Chafkin's fund held up during the market tsunami in late 2008 — it was launched Sept. 30 of that year — and early 2009. It posted only a 0.62 percent loss in the first quarter of 2009, compared with a negative 11 percent for the S&P 500. Year-to-date, though, it is down 3.80 percent, in contrast to a 7.04 percent total return for the S&P.
"Volatility was unprecedented in the most recent financial crisis," Chafkin told me. "And we expect the volatility of volatility to continue. But now instead of knowing how much risk to expect, investors have uncertainty."

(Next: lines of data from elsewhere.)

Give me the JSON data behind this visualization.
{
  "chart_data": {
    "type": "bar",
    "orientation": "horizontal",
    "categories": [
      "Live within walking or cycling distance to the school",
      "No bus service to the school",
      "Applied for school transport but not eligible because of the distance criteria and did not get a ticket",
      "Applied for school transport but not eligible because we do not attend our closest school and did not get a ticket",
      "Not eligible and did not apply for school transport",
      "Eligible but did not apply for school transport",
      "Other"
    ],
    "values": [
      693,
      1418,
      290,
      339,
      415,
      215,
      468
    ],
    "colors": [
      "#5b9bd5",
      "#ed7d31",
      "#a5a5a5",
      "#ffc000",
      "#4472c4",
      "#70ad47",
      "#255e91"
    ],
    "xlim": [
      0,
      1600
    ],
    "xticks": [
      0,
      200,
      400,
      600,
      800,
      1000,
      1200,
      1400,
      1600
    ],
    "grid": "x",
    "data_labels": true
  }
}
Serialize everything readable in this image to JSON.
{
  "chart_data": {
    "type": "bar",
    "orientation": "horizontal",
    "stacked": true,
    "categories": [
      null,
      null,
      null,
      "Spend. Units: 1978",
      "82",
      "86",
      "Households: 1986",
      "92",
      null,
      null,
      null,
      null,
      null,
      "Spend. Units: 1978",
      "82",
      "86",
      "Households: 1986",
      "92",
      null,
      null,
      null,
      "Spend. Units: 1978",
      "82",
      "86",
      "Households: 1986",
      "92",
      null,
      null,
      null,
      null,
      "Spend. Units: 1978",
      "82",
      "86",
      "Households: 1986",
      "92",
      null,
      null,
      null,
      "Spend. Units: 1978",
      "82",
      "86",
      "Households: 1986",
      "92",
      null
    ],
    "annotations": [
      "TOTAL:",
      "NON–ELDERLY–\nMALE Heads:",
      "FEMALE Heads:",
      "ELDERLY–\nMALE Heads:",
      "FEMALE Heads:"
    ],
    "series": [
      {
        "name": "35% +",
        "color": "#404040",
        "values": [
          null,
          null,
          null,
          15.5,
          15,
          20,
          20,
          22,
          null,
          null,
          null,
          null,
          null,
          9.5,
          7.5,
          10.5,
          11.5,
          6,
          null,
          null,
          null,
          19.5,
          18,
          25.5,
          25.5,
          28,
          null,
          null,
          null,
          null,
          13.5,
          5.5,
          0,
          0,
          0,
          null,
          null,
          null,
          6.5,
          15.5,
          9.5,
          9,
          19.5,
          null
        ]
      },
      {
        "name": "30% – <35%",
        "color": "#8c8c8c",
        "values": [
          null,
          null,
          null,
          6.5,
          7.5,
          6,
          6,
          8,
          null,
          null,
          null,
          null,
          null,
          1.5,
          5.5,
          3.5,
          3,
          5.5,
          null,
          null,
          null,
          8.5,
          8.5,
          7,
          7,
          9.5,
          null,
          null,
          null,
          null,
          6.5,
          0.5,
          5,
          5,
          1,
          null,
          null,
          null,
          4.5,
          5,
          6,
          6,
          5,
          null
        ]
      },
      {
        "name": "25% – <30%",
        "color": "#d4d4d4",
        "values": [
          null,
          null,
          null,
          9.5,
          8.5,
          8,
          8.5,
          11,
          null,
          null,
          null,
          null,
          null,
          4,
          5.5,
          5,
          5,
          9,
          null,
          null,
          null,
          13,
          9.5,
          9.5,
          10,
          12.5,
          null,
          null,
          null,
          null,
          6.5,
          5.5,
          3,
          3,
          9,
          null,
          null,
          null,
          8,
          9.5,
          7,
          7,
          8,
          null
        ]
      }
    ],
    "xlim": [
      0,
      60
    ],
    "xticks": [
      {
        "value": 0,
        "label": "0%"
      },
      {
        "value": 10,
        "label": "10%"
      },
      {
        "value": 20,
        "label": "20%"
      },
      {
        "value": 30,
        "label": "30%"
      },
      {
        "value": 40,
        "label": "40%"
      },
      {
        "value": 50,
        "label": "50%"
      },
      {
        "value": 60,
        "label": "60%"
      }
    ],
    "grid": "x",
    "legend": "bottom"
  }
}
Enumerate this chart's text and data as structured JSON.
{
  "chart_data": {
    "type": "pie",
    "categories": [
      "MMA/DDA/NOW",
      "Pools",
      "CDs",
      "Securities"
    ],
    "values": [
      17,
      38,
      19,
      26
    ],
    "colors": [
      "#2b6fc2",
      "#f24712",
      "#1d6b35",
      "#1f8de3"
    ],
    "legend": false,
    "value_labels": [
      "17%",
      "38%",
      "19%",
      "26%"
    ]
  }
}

Managing volatility isn't free, though. The more involved a hedging strategy — especially those involving "absolute return" funds that seek positive returns in any market — the more you'll pay a fund manager. These specialized funds also can lag when the market is flat or rising, and can be costly. The expense ratio for the ASG fund (A class) is 1.60 percent annually with a 5.75 percent sales charge, for example, compared with 0.55 percent for the average exchange traded fund. While that's a relative bargain for most hedge funds, it's quite pricey for an ETF.
— John Wasik is a Reuters columnist. The opinions expressed are his own.
If you don't want to buy an off-the-shelf fund, you'll need to find an adviser who understands derivatives. Any sophisticated hedging strategy should be done with a trained registered investment adviser, certified financial planner or chartered financial analyst, since you can still lose money with these strategies.
You can also find pre-allocated portfolios at sites like MyPlanIQ.com and Folioinvesting.com. But if you come from the ultra-risk-averse camp, you may not even need them if you can reduce your stock holdings and replace them with single US Treasury, municipal or inflation-protected bonds. They are among the simplest answers to market volatility and are generally the most effective if you don't want an active strategy to fully replace your buy-and-hold objective.